Parábola de la vid y los sarmientos

Esta parábola de “La vid y los sarmientos” aparece sólo en el evangelio de san Juan:

Yo soy la verdadera vid, y mi Padre es el labrador. A todo sarmiento que no da fruto en mí lo arranca, y a todo el que da fruto lo poda, para que dé más fruto. Vosotros ya estáis limpios por la palabra que os he hablado; permaneced en mí, y yo en vosotros. Como el sarmiento no puede dar fruto por sí, si no permanece en la vid, así tampoco vosotros, si no permanecéis en mí. Yo soy la vid, vosotros los sarmientos; el que permanece en mí y yo en él, ese da fruto abundante; porque sin mí no podéis hacer nada. Al que no permanece en mí lo tiran fuera, como el sarmiento, y se seca; luego los recogen y los echan al fuego, y arden. (Jn 15, 1-6)

 
El texto nos habla de la comunión profunda, real e indestructible que existe entre Cristo y los que creen en él.

La imagen de la vid es uno de los símbolos usados por el Antiguo Testamento para representar a Israel en sus relaciones con Dios.

Aquí Jesús se proclama como la verdadera vid, cuyo fruto, el verdadero Israel, no defraudará a Dios. La vid, ya no es el pueblo elegido, sino Jesús mismo, que se presenta con relaciones filiales muy particulares respecto de Dios, su Padre. Es la vid verdadera, auténtica, que realiza en plenitud su misión, es quien cumple en sí mismo las promesas de los profetas sobre el auténtico Israel, la victoria perfecta de Dios que corona los esfuerzos realizados por Dios desde el comienzo del mundo. Jesús es la vid, plantada por el Padre, que produce frutos de vida eterna. En él, la gracia de Dios ha dado todos sus frutos, en él, Dios puede descansar perfectamente en una humanidad que produce frutos incomparables de santidad. El proyecto que Dios tenía con el pueblo de Israel se cumple ahora con Jesús. Jesús viene a decir: yo soy el verdadero pueblo de Israel.

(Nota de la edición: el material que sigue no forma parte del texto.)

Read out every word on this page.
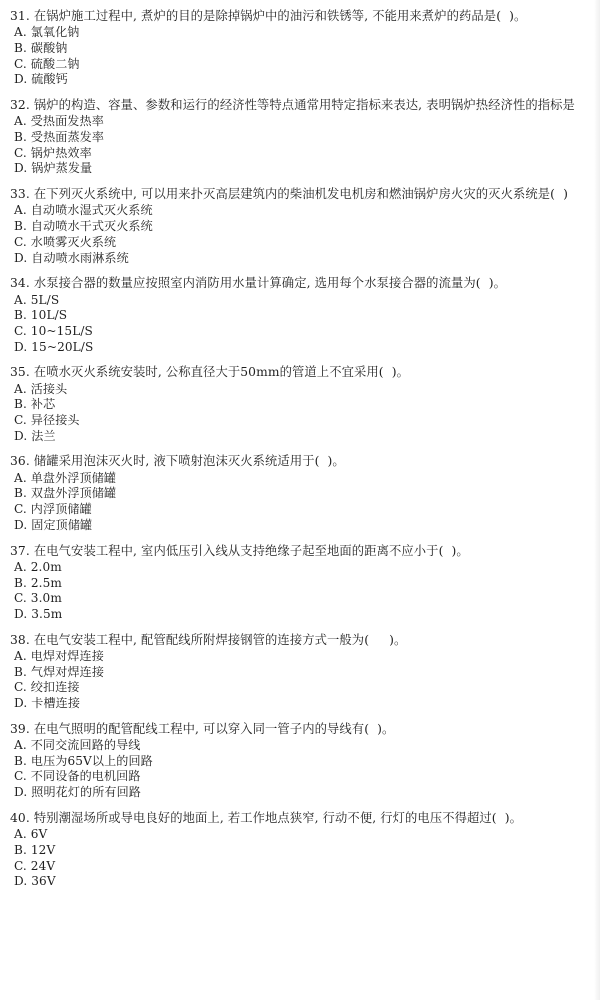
31. 在锅炉施工过程中, 煮炉的目的是除掉锅炉中的油污和铁锈等, 不能用来煮炉的药品是(  )。
A. 氯氧化钠
B. 碳酸钠
C. 硫酸二钠
D. 硫酸钙
32. 锅炉的构造、容量、参数和运行的经济性等特点通常用特定指标来表达, 表明锅炉热经济性的指标是
A. 受热面发热率
B. 受热面蒸发率
C. 锅炉热效率
D. 锅炉蒸发量
33. 在下列灭火系统中, 可以用来扑灭高层建筑内的柴油机发电机房和燃油锅炉房火灾的灭火系统是(  )
A. 自动喷水湿式灭火系统
B. 自动喷水干式灭火系统
C. 水喷雾灭火系统
D. 自动喷水雨淋系统
34. 水泵接合器的数量应按照室内消防用水量计算确定, 选用每个水泵接合器的流量为(  )。
A. 5L/S
B. 10L/S
C. 10~15L/S
D. 15~20L/S
35. 在喷水灭火系统安装时, 公称直径大于50mm的管道上不宜采用(  )。
A. 活接头
B. 补芯
C. 异径接头
D. 法兰
36. 储罐采用泡沫灭火时, 液下喷射泡沫灭火系统适用于(  )。
A. 单盘外浮顶储罐
B. 双盘外浮顶储罐
C. 内浮顶储罐
D. 固定顶储罐
37. 在电气安装工程中, 室内低压引入线从支持绝缘子起至地面的距离不应小于(  )。
A. 2.0m
B. 2.5m
C. 3.0m
D. 3.5m
38. 在电气安装工程中, 配管配线所附焊接钢管的连接方式一般为(     )。
A. 电焊对焊连接
B. 气焊对焊连接
C. 绞扣连接
D. 卡槽连接
39. 在电气照明的配管配线工程中, 可以穿入同一管子内的导线有(  )。
A. 不同交流回路的导线
B. 电压为65V以上的回路
C. 不同设备的电机回路
D. 照明花灯的所有回路
40. 特别潮湿场所或导电良好的地面上, 若工作地点狭窄, 行动不便, 行灯的电压不得超过(  )。
A. 6V
B. 12V
C. 24V
D. 36V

Es la vid de donde brota, como de su fuente, la vida que pasa a los sarmientos. La vid siempre tiene sarmientos, pero aunque todas esas ramas estén unidas a la vid, unas dan fruto y otras no. Para que las ramas se beneficien de esta savia vital, deben permanecer íntimamente unidas a la vid, esta unión permitirá a los sarmientos dar abundantes frutos.

Es probable que en la mente del evangelista estén presentes esos miembros cristianos que de una o de otra forma abandonaron la fe de Jesús en las comunidades primitivas. Como aviso para los cristianos de todos los tiempos, nos quiere decir que sin obras no vale la fe. Y los que dan fruto son podados para dar mayores obras. Un discípulo de Jesús, si recibe plenitud de vida, estará también en condiciones de dar fruto, de entregarse por los demás comunicándoles la vida que él ha recibido (persecuciones, tribulaciones, la cruz, etc.). Los que se ponen al servicio del Padre, de esta forma darán fruto. Los discípulos son sarmientos purificados, podados ya, gracias a la palabra de Jesús, y por lo tanto capaces de producir fruto abundante y de calidad.

La vida cristiana es cumplir los mandamientos, es ir por la senda de las bienaventuranzas, es realizar obras de misericordia, pero sobre todo es permanecer en Jesús. Nosotros sin Jesús no podemos hacer nada, como los sarmientos sin la vid. Pero también necesitamos que Jesús permanezca en nosotros. Y él permanece en nosotros para darnos la fuerza de dar fruto, para darnos la fuerza del testimonio con el que crece la Iglesia. La vida del cristiano debe demostrar que se está identificado con el Señor, con sus valores, sus opciones, su comportamiento, La vida del cristiano ha de reflejar la de su maestro. Y esto supone un trabajo, una lucha constante por vivir conforme a sus enseñanzas, y para ello contamos con el apoyo decidido de Jesús.

El seguimiento de Jesús, no puede ser un deseo pasajero que brota en un momento de fervor y después, por las vicisitudes de la vida, se va dejando enfriar hasta que se pierde. Seguir a Jesús es una resolución de por vida, que se ha de vivir y hacer revivir día a día. El verdadero amor perdura, sin vuelta atrás.